Castlelake’s offer does not feel close to a knockout price – and it still needs to get shareholders (and Stelios) onboard
  
  

easyJet aircraft at Berlin Brandenburg airport
EasyJet rejected a Castlelake takeover offer on Sunday. Photograph: Lisi Niesner/Reuters

It’s an obvious tactic for a would-be bidder to deploy when its offers have been rejected three times by the target’s board of directors: go public with the proposed terms and hope the shareholders demand new talks.

Castlelake’s playbook at easyJet is standard stuff and, since the “put up or shut up” bid deadline falls at end of this week, it had to try something. In its dream scenario, Stelios Haji-Ioannou would launch one of his old-style rockets at the easyJet board to shake things up.
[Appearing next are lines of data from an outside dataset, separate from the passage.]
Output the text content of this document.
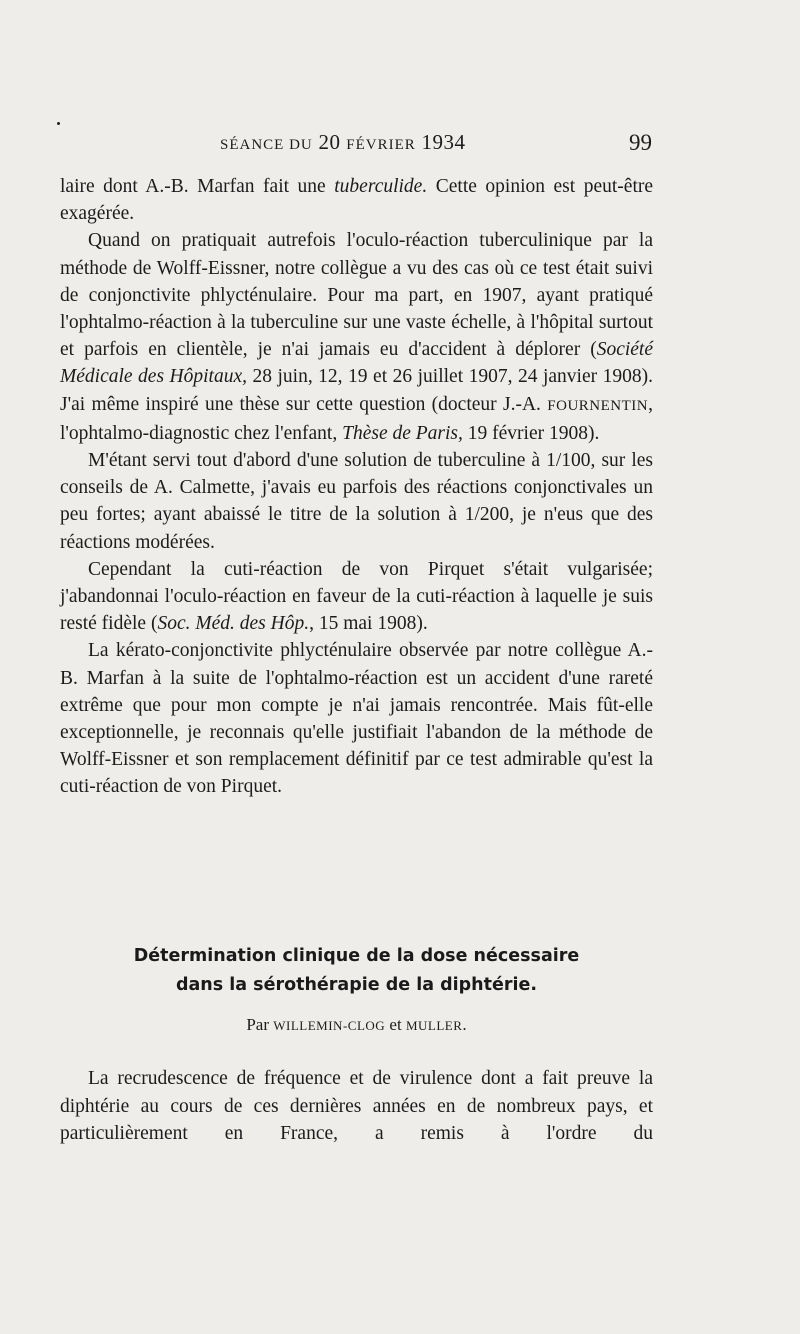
SÉANCE DU 20 FÉVRIER 1934	99

laire dont A.-B. Marfan fait une tuberculide. Cette opinion est peut-être exagérée.

Quand on pratiquait autrefois l'oculo-réaction tuberculinique par la méthode de Wolff-Eissner, notre collègue a vu des cas où ce test était suivi de conjonctivite phlycténulaire. Pour ma part, en 1907, ayant pratiqué l'ophtalmo-réaction à la tuberculine sur une vaste échelle, à l'hôpital surtout et parfois en clientèle, je n'ai jamais eu d'accident à déplorer (Société Médicale des Hôpitaux, 28 juin, 12, 19 et 26 juillet 1907, 24 janvier 1908). J'ai même inspiré une thèse sur cette question (docteur J.-A. FOURNENTIN, l'ophtalmo-diagnostic chez l'enfant, Thèse de Paris, 19 février 1908).

M'étant servi tout d'abord d'une solution de tuberculine à 1/100, sur les conseils de A. Calmette, j'avais eu parfois des réactions conjonctivales un peu fortes; ayant abaissé le titre de la solution à 1/200, je n'eus que des réactions modérées.

Cependant la cuti-réaction de von Pirquet s'était vulgarisée; j'abandonnai l'oculo-réaction en faveur de la cuti-réaction à laquelle je suis resté fidèle (Soc. Méd. des Hôp., 15 mai 1908).

La kérato-conjonctivite phlycténulaire observée par notre collègue A.-B. Marfan à la suite de l'ophtalmo-réaction est un accident d'une rareté extrême que pour mon compte je n'ai jamais rencontrée. Mais fût-elle exceptionnelle, je reconnais qu'elle justifiait l'abandon de la méthode de Wolff-Eissner et son remplacement définitif par ce test admirable qu'est la cuti-réaction de von Pirquet.

Détermination clinique de la dose nécessaire
dans la sérothérapie de la diphtérie.
Par WILLEMIN-CLOG et MULLER.

La recrudescence de fréquence et de virulence dont a fait preuve la diphtérie au cours de ces dernières années en de nombreux pays, et particulièrement en France, a remis à l'ordre du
However, the airline’s founder and still 15% shareholder (with his family) has said nothing so far in support of either side.

Given the radio silence from Monaco, one can understand the stock market’s scepticism on Castlelake’s chances. The US investment firm’s last offer, rejected on Sunday, was at 625p a share, or £4.7bn. The very wide gap to the market price for easyJet’s shares of 518p, up only 2% on Monday, says a shareholder uprising is hard to detect currently.

The market’s assessment feels fair for two reasons. First, 625p does not feel close to a knockout price. It’s true, as Castlelake says, that easyJet’s shares haven’t traded at that level since early 2022 and were only 464p on the day before the Iran war. On the other hand, it’s not as if the airline is in crisis or in need of a saviour. It has merely underperformed Ryanair in financial terms for years, which is different, and its balance sheet is solid.

Indeed, the downside for easyJet shareholders ought to be protected by the weight of assets on the books. At the last count, the company put the tally at £5bn, mainly comprising the 208 aircraft it owns outright, plus landing slots. And the potential long-term upside, shareholders would surely hope, is well above 625p if and when skies become clearer.

This year’s profits will be miserable because of the fallout from the war but the “medium term” target of £1bn-plus is still officially intact thanks to various cost-saving programmes. True, the horizon for the aspirational round number is blurry but that is partly because the airline business rarely has perfect visibility – earnings are often volatile. The point, though, is that you don’t accept a so-so offer when next year’s outlook is brighter than today’s.

The second factor is the “deliverability”, as easyJet put it, of Castlelake’s bid structure, meaning whether it is aligned with EU rules that say European airlines must be majority-owned by investors within the region.

Under the proposal, there would be an “EU partner” in the form of a company led by two EU nationals, including one former easyJet executive, that would have a majority of the votes (and thus formal control) while the bulk of the economic ownership sat with Castlelake and its co-investors. The format looks convoluted, to put it mildly, even if the would-be bidder has legal opinion to say it’s just an adaptation of principles that operate at other airlines.

“The envisaged ownership structure is opaque and does not present any basis for assessing the deliverability of the third proposal,” said easyJet, sniffily but also putting its finger on a fundamental issue. If the EU ownership rules can be so easily bypassed, what’s the point of them?

Castlelake did, at least, give a bit more clarity on what it would actually do if it took command of the flight deck. Answer: “support easyJet as a stronger, more resilient European airline” and “sustain its network”. That suggests a break-up would not happen, even if there could still be scope for fancy footwork with leasing planes, which has been a core part of the US firm’s activity in the airline business before now.

In the end, though, this contest is about price and shareholder support. On the former, the bid looks less than the full ticket – still. On the latter, Castlelake desperately needs Stelios on its side just to make this interesting.